May 2006
The sights along the ICW are always interesting but you cannot afford to take your eyes off the channel markers for a moment. The depths are always challenging and a further complication is the tidal stream as you approach Charleston in South Carolina. The enormous river systems linked by canal cuts have no locks and the result is a tidal cascade down the coast from one river to the next. The rise and fall is not great but a two knot stream running sideways across a narrow channel does not allow for lapses in concentration!
The shallow water and marshes often mean that the jetty which leads from the house to the boat can be half a mile long or more. Shrimpers are everywhere and sadly the odd wreck can occasionally be seen. Most of the shrimpers are wooden and many are run by black families. The waterside houses become much more sophisticated in this area and we can easily imagine living in many of them. (I wonder where we do live now?)
In a very narrow channel we spotted a pusher tug and work barge approaching the other entrance.
A VHF call revealed that this was styled as a Coastguard Cutter and they were obviously pleased to hear from us and plan how best to pass.

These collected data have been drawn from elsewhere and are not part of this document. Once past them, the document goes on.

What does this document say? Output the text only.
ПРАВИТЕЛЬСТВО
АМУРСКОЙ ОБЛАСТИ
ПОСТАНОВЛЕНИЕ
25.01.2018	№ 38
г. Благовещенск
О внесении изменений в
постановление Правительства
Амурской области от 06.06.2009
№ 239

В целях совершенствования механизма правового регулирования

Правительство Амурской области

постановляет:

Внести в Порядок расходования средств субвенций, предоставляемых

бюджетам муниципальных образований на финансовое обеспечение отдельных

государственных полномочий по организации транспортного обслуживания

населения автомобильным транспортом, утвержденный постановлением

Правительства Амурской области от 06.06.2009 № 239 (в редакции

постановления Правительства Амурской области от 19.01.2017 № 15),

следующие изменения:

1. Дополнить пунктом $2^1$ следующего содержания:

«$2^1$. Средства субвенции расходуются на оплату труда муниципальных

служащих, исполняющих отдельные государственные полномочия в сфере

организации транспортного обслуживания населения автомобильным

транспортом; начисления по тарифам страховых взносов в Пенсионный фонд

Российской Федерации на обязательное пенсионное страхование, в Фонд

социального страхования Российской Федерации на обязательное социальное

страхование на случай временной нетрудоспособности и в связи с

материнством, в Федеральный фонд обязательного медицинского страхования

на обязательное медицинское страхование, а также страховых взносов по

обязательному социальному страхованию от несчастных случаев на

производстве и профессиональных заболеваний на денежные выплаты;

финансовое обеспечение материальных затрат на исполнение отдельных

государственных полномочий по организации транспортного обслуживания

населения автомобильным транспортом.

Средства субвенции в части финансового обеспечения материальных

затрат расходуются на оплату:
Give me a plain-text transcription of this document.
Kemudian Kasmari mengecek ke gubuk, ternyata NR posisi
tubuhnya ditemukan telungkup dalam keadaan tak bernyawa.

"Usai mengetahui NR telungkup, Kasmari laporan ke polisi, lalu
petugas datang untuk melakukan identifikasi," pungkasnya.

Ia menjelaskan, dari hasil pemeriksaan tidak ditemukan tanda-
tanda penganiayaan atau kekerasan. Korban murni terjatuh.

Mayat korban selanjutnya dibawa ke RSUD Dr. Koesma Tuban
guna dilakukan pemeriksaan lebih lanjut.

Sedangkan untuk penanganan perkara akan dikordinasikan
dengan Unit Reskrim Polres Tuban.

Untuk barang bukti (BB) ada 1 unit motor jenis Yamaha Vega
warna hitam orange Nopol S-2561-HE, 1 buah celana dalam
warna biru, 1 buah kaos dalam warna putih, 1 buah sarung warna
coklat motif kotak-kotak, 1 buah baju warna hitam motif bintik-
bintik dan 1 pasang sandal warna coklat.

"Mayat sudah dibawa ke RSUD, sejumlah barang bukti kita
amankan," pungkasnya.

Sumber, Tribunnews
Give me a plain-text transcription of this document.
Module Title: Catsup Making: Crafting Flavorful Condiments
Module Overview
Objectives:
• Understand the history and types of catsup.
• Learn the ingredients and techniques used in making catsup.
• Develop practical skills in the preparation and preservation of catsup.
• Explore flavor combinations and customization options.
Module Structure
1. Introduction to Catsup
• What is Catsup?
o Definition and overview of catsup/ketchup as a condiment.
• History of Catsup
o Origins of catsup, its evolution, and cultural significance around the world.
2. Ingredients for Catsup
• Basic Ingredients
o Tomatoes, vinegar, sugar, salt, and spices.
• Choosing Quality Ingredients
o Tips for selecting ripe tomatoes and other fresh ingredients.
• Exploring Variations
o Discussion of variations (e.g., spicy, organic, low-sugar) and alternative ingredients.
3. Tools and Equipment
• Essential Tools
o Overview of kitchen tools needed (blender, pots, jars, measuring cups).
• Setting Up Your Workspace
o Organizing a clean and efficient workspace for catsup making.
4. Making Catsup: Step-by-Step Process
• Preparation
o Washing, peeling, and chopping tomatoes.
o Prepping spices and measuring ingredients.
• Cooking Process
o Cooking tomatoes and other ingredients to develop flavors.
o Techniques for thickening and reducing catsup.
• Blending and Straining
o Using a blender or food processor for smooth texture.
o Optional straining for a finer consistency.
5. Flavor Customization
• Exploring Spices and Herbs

A pusher and barge - but also a Coast Guard Cutter!
Incredibly long jetties are needed in marshy areas with shallow banks to the rivers
A wrecked shrimper just out of the deep water channel
Typical up market riverside house
A shrimper working in the Charleston River with usual escort of pelicans

Approaching Charleston we found a very short canal with 5 knots of adverse tidal overspill from the Charleston River. With the hurricane season not far behind we had not intended to stop in Charleston but we found the first ICW bridge to the north jammed half open. The old mechanism had seized and would not be solved quickly so back we went to the City Marina. We discovered that one of our US in-laws, Elaine Hojnacki, was living here and supper was quickly arranged.

A Fraternity House in Charleston
A Fraternity House in Charleston
A Fraternity House in Charleston
The round congregational church in Charleston
A garden in the old style
The old market houses the Daughters of the Confederacy as well
Typical suburban ante-bellum house
Another view of the congregational round church

Charleston is a beautiful place and much is being done to renovate and preserve the gorgeous ante-bellum buildings. Around the university some of the best dwellings have been taken over as fraternity houses. If you don’t understand the system you need to watch ‘National Lampoon’s Animal House’ again! The confederacy appears to very much alive here...

We ate shrimp for lunch and for supper with Elaine the skipper treated himself to Shrimp and Grits. It was divine and it was so good to meet with Elaine again and her lovely boyfriend. We shall return!
We left the next day in time for one of the two manual bridge openings of the sick bridge.